Nel caso specifico, lo scorso 18 febbraio il sottosegretario alla Presidenza del Consiglio ha comunicato formalmente al presidente della Camera che la materia trattata da due interrogazioni era stata oggetto di audizioni presso il Copasir; di conseguenza, essa doveva intendersi soggetta a segreto, tranne che per gli aspetti divulgabili, oggetto di risposta sia da parte dei ministri per i rapporti con il Parlamento e della Giustizia (il quale, sia detto per inciso, si è limitato semplicemente a negare il coinvolgimento del suo ministero nell’attività di intercettazione svolta). L’apposizione del segreto di Stato è atto politico ma non per questo insindacabile. Esso può essere posto solo dal presidente del Consiglio dei ministri e soltanto su atti, documenti, notizie, attività la cui diffusione potrebbe recare danno all’integrità della Repubblica, anche in relazione ad accordi internazionali, alla difesa delle istituzioni repubblicane, all’indipendenza dello Stato rispetto agli altri Stati e alle relazioni con essi, alla preparazione e alla difesa militare dello Stato.
Inoltre, su richiesta del presidente del Copasir (come detto d’opposizione), il presidente del Consiglio deve esporre, in una seduta segreta, il quadro informativo idoneo a consentire l’esame nel merito della conferma dell’opposizione del segreto di Stato. Se il Copasir ritiene infondata l’opposizione del segreto, ne riferisce a ciascuna delle Camere per le conseguenti valutazioni. Infine, qualora il presidente del Consiglio confermi in modo motivato l’opposizione del segreto di Stato, l’autorità giudiziaria può sollevare conflitto di attribuzioni dinanzi alla Corte costituzionale, nei cui confronti tale segreto di stato non può mai essere opposto.

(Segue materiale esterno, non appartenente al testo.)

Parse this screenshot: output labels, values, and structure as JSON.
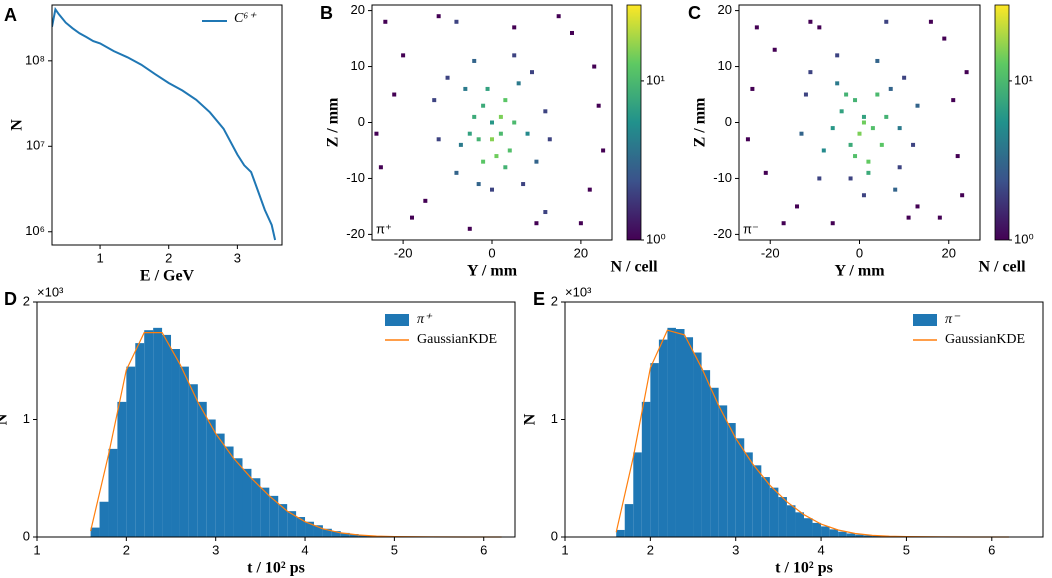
{
  "chart_data": [
    {
      "type": "line",
      "panel": "A",
      "xlabel": "E / GeV",
      "ylabel": "N",
      "yscale": "log",
      "xlim": [
        0.3,
        3.65
      ],
      "xticks": [
        1,
        2,
        3
      ],
      "ylim": [
        700000,
        450000000
      ],
      "yticks": [
        {
          "value": 1000000,
          "label": "10⁶"
        },
        {
          "value": 10000000,
          "label": "10⁷"
        },
        {
          "value": 100000000,
          "label": "10⁸"
        }
      ],
      "legend": "upper right",
      "x": [
        0.3,
        0.35,
        0.4,
        0.5,
        0.6,
        0.7,
        0.8,
        0.9,
        1.0,
        1.2,
        1.4,
        1.6,
        1.8,
        2.0,
        2.2,
        2.4,
        2.6,
        2.8,
        3.0,
        3.1,
        3.2,
        3.3,
        3.4,
        3.5,
        3.55
      ],
      "series": [
        {
          "name": "C⁶⁺",
          "color": "#1f77b4",
          "values": [
            250000000,
            400000000,
            350000000,
            280000000,
            240000000,
            210000000,
            190000000,
            170000000,
            160000000,
            130000000,
            110000000,
            90000000,
            70000000,
            55000000,
            45000000,
            35000000,
            25000000,
            16000000,
            8000000,
            6000000,
            5000000,
            3000000,
            1800000,
            1200000,
            800000
          ]
        }
      ]
    },
    {
      "type": "scatter",
      "panel": "B",
      "xlabel": "Y / mm",
      "ylabel": "Z / mm",
      "annotation": "π⁺",
      "xlim": [
        -27,
        27
      ],
      "xticks": [
        -20,
        0,
        20
      ],
      "ylim": [
        -21,
        21
      ],
      "yticks": [
        -20,
        -10,
        0,
        10,
        20
      ],
      "cmap": "viridis",
      "cscale": "log",
      "clim": [
        1,
        30
      ],
      "cticks": [
        {
          "value": 1,
          "label": "10⁰"
        },
        {
          "value": 10,
          "label": "10¹"
        }
      ],
      "colorbar_label": "N / cell",
      "x": [
        -24,
        -18,
        -12,
        -22,
        -25,
        18,
        22,
        24,
        10,
        -5,
        15,
        -20,
        20,
        -15,
        23,
        -8,
        5,
        -26,
        25,
        12,
        -10,
        -12,
        -8,
        9,
        12,
        10,
        -4,
        5,
        0,
        -3,
        7,
        -13,
        13,
        -6,
        6,
        -7,
        8,
        -2,
        2,
        0,
        3,
        -3,
        1,
        -1,
        4,
        -4,
        2,
        -2,
        5,
        0,
        3,
        -5
      ],
      "y": [
        18,
        -17,
        19,
        5,
        -8,
        16,
        -12,
        3,
        -18,
        -19,
        19,
        12,
        -18,
        -14,
        10,
        18,
        17,
        -2,
        -5,
        -16,
        8,
        -3,
        -9,
        9,
        2,
        -7,
        11,
        12,
        -12,
        -11,
        -11,
        4,
        -3,
        6,
        7,
        -4,
        -2,
        3,
        -2,
        0,
        4,
        -3,
        -6,
        6,
        -5,
        1,
        1,
        -7,
        0,
        -3,
        -8,
        -2
      ],
      "values": [
        1,
        1,
        1,
        1,
        1,
        1,
        1,
        1,
        1,
        1,
        1,
        1,
        1,
        1,
        1,
        2,
        1,
        1,
        1,
        2,
        2,
        2,
        3,
        2,
        2,
        3,
        3,
        2,
        2,
        3,
        2,
        2,
        2,
        4,
        4,
        4,
        5,
        8,
        10,
        6,
        12,
        9,
        14,
        7,
        11,
        8,
        15,
        12,
        10,
        16,
        9,
        7
      ]
    },
    {
      "type": "scatter",
      "panel": "C",
      "xlabel": "Y / mm",
      "ylabel": "Z / mm",
      "annotation": "π⁻",
      "xlim": [
        -27,
        27
      ],
      "xticks": [
        -20,
        0,
        20
      ],
      "ylim": [
        -21,
        21
      ],
      "yticks": [
        -20,
        -10,
        0,
        10,
        20
      ],
      "cmap": "viridis",
      "cscale": "log",
      "clim": [
        1,
        30
      ],
      "cticks": [
        {
          "value": 1,
          "label": "10⁰"
        },
        {
          "value": 10,
          "label": "10¹"
        }
      ],
      "colorbar_label": "N / cell",
      "x": [
        -23,
        -17,
        -11,
        -24,
        -21,
        19,
        23,
        21,
        11,
        -6,
        16,
        -19,
        18,
        -14,
        24,
        -9,
        6,
        -25,
        22,
        13,
        -11,
        -13,
        -9,
        10,
        13,
        9,
        -5,
        4,
        1,
        -2,
        8,
        -12,
        12,
        -5,
        7,
        -8,
        9,
        -1,
        3,
        1,
        4,
        -2,
        2,
        -3,
        5,
        -4,
        1,
        -1,
        6,
        0,
        2,
        -6
      ],
      "y": [
        17,
        -18,
        18,
        6,
        -9,
        15,
        -13,
        4,
        -17,
        -18,
        18,
        13,
        -17,
        -15,
        9,
        17,
        18,
        -3,
        -6,
        -15,
        9,
        -2,
        -10,
        8,
        3,
        -8,
        12,
        11,
        -13,
        -10,
        -12,
        5,
        -4,
        7,
        6,
        -5,
        -1,
        4,
        -1,
        1,
        5,
        -4,
        -7,
        5,
        -4,
        2,
        0,
        -6,
        1,
        -2,
        -9,
        -1
      ],
      "values": [
        1,
        1,
        1,
        1,
        1,
        1,
        1,
        1,
        1,
        1,
        1,
        1,
        1,
        1,
        1,
        1,
        2,
        1,
        1,
        1,
        2,
        3,
        2,
        2,
        3,
        2,
        2,
        3,
        2,
        2,
        3,
        2,
        2,
        4,
        3,
        5,
        4,
        9,
        11,
        7,
        10,
        8,
        13,
        9,
        12,
        7,
        14,
        11,
        9,
        15,
        8,
        6
      ]
    },
    {
      "type": "histogram",
      "panel": "D",
      "xlabel": "t / 10² ps",
      "ylabel": "N",
      "y_offset_label": "×10³",
      "xlim": [
        1,
        6.35
      ],
      "xticks": [
        1,
        2,
        3,
        4,
        5,
        6
      ],
      "ylim": [
        0,
        2
      ],
      "yticks": [
        0,
        1,
        2
      ],
      "legend": "upper right",
      "bins": [
        1.6,
        1.7,
        1.8,
        1.9,
        2.0,
        2.1,
        2.2,
        2.3,
        2.4,
        2.5,
        2.6,
        2.7,
        2.8,
        2.9,
        3.0,
        3.1,
        3.2,
        3.3,
        3.4,
        3.5,
        3.6,
        3.7,
        3.8,
        3.9,
        4.0,
        4.1,
        4.2,
        4.3,
        4.4,
        4.5,
        4.6,
        4.7,
        4.8,
        4.9,
        5.0,
        5.1,
        5.2
      ],
      "series": [
        {
          "name": "π⁺",
          "color": "#1f77b4",
          "values": [
            0.08,
            0.3,
            0.75,
            1.15,
            1.45,
            1.65,
            1.76,
            1.78,
            1.72,
            1.6,
            1.45,
            1.3,
            1.15,
            1.0,
            0.88,
            0.77,
            0.67,
            0.58,
            0.5,
            0.42,
            0.35,
            0.28,
            0.22,
            0.17,
            0.13,
            0.1,
            0.07,
            0.05,
            0.035,
            0.025,
            0.017,
            0.012,
            0.008,
            0.005,
            0.003,
            0.002
          ]
        }
      ],
      "kde": {
        "name": "GaussianKDE",
        "color": "#ff7f0e",
        "x": [
          1.6,
          1.8,
          2.0,
          2.2,
          2.4,
          2.6,
          2.8,
          3.0,
          3.2,
          3.4,
          3.6,
          3.8,
          4.0,
          4.2,
          4.4,
          4.6,
          4.8,
          5.0,
          5.4,
          5.8,
          6.2
        ],
        "values": [
          0.05,
          0.7,
          1.42,
          1.74,
          1.74,
          1.47,
          1.15,
          0.88,
          0.67,
          0.5,
          0.35,
          0.22,
          0.13,
          0.07,
          0.035,
          0.017,
          0.008,
          0.003,
          0.001,
          0,
          0
        ]
      }
    },
    {
      "type": "histogram",
      "panel": "E",
      "xlabel": "t / 10² ps",
      "ylabel": "N",
      "y_offset_label": "×10³",
      "xlim": [
        1,
        6.6
      ],
      "xticks": [
        1,
        2,
        3,
        4,
        5,
        6
      ],
      "ylim": [
        0,
        2
      ],
      "yticks": [
        0,
        1,
        2
      ],
      "legend": "upper right",
      "bins": [
        1.6,
        1.7,
        1.8,
        1.9,
        2.0,
        2.1,
        2.2,
        2.3,
        2.4,
        2.5,
        2.6,
        2.7,
        2.8,
        2.9,
        3.0,
        3.1,
        3.2,
        3.3,
        3.4,
        3.5,
        3.6,
        3.7,
        3.8,
        3.9,
        4.0,
        4.1,
        4.2,
        4.3,
        4.4,
        4.5,
        4.6,
        4.7,
        4.8,
        4.9,
        5.0,
        5.1,
        5.2
      ],
      "series": [
        {
          "name": "π⁻",
          "color": "#1f77b4",
          "values": [
            0.06,
            0.28,
            0.72,
            1.15,
            1.48,
            1.68,
            1.78,
            1.77,
            1.7,
            1.57,
            1.42,
            1.27,
            1.12,
            0.97,
            0.84,
            0.72,
            0.61,
            0.51,
            0.42,
            0.34,
            0.27,
            0.21,
            0.16,
            0.12,
            0.09,
            0.065,
            0.045,
            0.03,
            0.02,
            0.014,
            0.01,
            0.007,
            0.005,
            0.003,
            0.002,
            0.001
          ]
        }
      ],
      "kde": {
        "name": "GaussianKDE",
        "color": "#ff7f0e",
        "x": [
          1.6,
          1.8,
          2.0,
          2.2,
          2.4,
          2.6,
          2.8,
          3.0,
          3.2,
          3.4,
          3.6,
          3.8,
          4.0,
          4.2,
          4.4,
          4.6,
          4.8,
          5.0,
          5.4,
          5.8,
          6.2
        ],
        "values": [
          0.04,
          0.68,
          1.44,
          1.76,
          1.72,
          1.44,
          1.12,
          0.84,
          0.62,
          0.44,
          0.3,
          0.19,
          0.11,
          0.06,
          0.03,
          0.014,
          0.007,
          0.003,
          0.001,
          0,
          0
        ]
      }
    }
  ]
}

Come si vede, quindi, pur nel rispetto delle dovute e necessarie esigenze di riservatezza, le opposizioni, e per esse il presidente del Copasir, hanno gli strumenti per fare luce sulle intercettazioni effettuate, chiamando il presidente del Consiglio a rendere conto delle ragioni per cui il Governo ha deciso di segretare tale attività investigativa e portando la questione dinanzi alle Camere qualora esse non risultino corrispondenti a quelle previste dalla legge. Il che al momento non si può certo escludere.